Nathalie Loiseau rattrapée par ses anciennes convictions sur l'ENA

Nathalie Loiseau rattrapée par ses anciennes convictions sur l'ENA©Panoramic

, publié le jeudi 02 mai 2019 à 18h10

Nathalie Loiseau fait face à ses contradictions. Dans un ancien entretien en 2017, la tête de liste LREM aux élections européennes s'opposait à la suppression de l'ENA, mesure proposée par Emmanuel Macron qu'elle a finalement saluée.

Le passé de Nathalie Loiseau continue de la rattraper.

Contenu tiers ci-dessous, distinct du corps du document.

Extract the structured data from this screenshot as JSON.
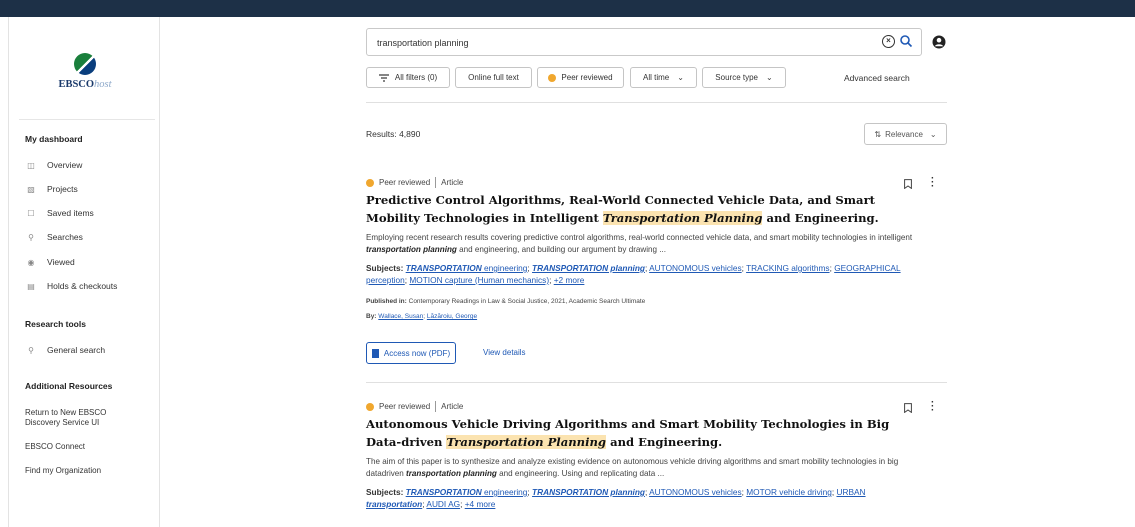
{
  "logo": {
    "brand": "EBSCO",
    "brand_suffix": "host"
  },
  "sidebar": {
    "dashboard_heading": "My dashboard",
    "dashboard_items": [
      {
        "label": "Overview",
        "icon": "overview-icon"
      },
      {
        "label": "Projects",
        "icon": "folder-icon"
      },
      {
        "label": "Saved items",
        "icon": "bookmark-icon"
      },
      {
        "label": "Searches",
        "icon": "search-icon"
      },
      {
        "label": "Viewed",
        "icon": "eye-icon"
      },
      {
        "label": "Holds & checkouts",
        "icon": "books-icon"
      }
    ],
    "research_heading": "Research tools",
    "research_items": [
      {
        "label": "General search",
        "icon": "search-icon"
      }
    ],
    "resources_heading": "Additional Resources",
    "resources_items": [
      {
        "label": "Return to New EBSCO Discovery Service UI"
      },
      {
        "label": "EBSCO Connect"
      },
      {
        "label": "Find my Organization"
      }
    ]
  },
  "search": {
    "query": "transportation planning"
  },
  "filters": {
    "all_filters": "All filters (0)",
    "online_full_text": "Online full text",
    "peer_reviewed": "Peer reviewed",
    "all_time": "All time",
    "source_type": "Source type",
    "advanced_search": "Advanced search"
  },
  "results": {
    "count_label": "Results: 4,890",
    "sort_label": "Relevance",
    "items": [
      {
        "review": "Peer reviewed",
        "type": "Article",
        "title_pre": "Predictive Control Algorithms, Real-World Connected Vehicle Data, and Smart Mobility Technologies in Intelligent ",
        "title_hl": "Transportation Planning",
        "title_post": " and Engineering.",
        "abstract_pre": "Employing recent research results covering predictive control algorithms, real-world connected vehicle data, and smart mobility technologies in intelligent ",
        "abstract_hl": "transportation planning",
        "abstract_post": " and engineering, and building our argument by drawing ...",
        "subjects_label": "Subjects:",
        "subjects": [
          {
            "b": "TRANSPORTATION",
            "rest": " engineering"
          },
          {
            "b": "TRANSPORTATION planning",
            "rest": ""
          },
          {
            "b": "",
            "rest": "AUTONOMOUS vehicles"
          },
          {
            "b": "",
            "rest": "TRACKING algorithms"
          },
          {
            "b": "",
            "rest": "GEOGRAPHICAL perception"
          },
          {
            "b": "",
            "rest": "MOTION capture (Human mechanics)"
          }
        ],
        "more_subjects": "+2 more",
        "published_label": "Published in:",
        "published": "Contemporary Readings in Law & Social Justice, 2021, Academic Search Ultimate",
        "by_label": "By:",
        "authors": [
          "Wallace, Susan",
          "Lăzăroiu, George"
        ],
        "access_label": "Access now (PDF)",
        "details_label": "View details"
      },
      {
        "review": "Peer reviewed",
        "type": "Article",
        "title_pre": "Autonomous Vehicle Driving Algorithms and Smart Mobility Technologies in Big Data-driven ",
        "title_hl": "Transportation Planning",
        "title_post": " and Engineering.",
        "abstract_pre": "The aim of this paper is to synthesize and analyze existing evidence on autonomous vehicle driving algorithms and smart mobility technologies in big datadriven ",
        "abstract_hl": "transportation planning",
        "abstract_post": " and engineering. Using and replicating data ...",
        "subjects_label": "Subjects:",
        "subjects": [
          {
            "b": "TRANSPORTATION",
            "rest": " engineering"
          },
          {
            "b": "TRANSPORTATION planning",
            "rest": ""
          },
          {
            "b": "",
            "rest": "AUTONOMOUS vehicles"
          },
          {
            "b": "",
            "rest": "MOTOR vehicle driving"
          },
          {
            "b": "transportation",
            "rest": "URBAN ",
            "b_after": true
          },
          {
            "b": "",
            "rest": "AUDI AG"
          }
        ],
        "more_subjects": "+4 more"
      }
    ]
  }
}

Après ses anciens liens étroits avec certains partis d'extrême droite, ce sont désormais des anciennes convictions politiques qui remontent à la surface. En l'espace de deux ans, elles ont totalement changé.
Mediapart a retrouvé un ancien entretien qu'elle avait accordé à la Revue internationale et stratégique. Interrogée sur la potentielle suppression de l'Ecole nationale d'administration (ENA), l'ancienne ministre des Affaires Européennes s'opposait alors fermement à cette idée. « Supprimer l'ENA devient l'argument des hommes politiques sans idées », expliquait-elle. « Lors des périodes difficiles, on cherche toujours des boucs émissaires, et l'ENA en est un. Cette mauvaise image se transmet également par certains tics de langage chez les politiques ou les journalistes. C'est un réflexe populiste ou démagogique. »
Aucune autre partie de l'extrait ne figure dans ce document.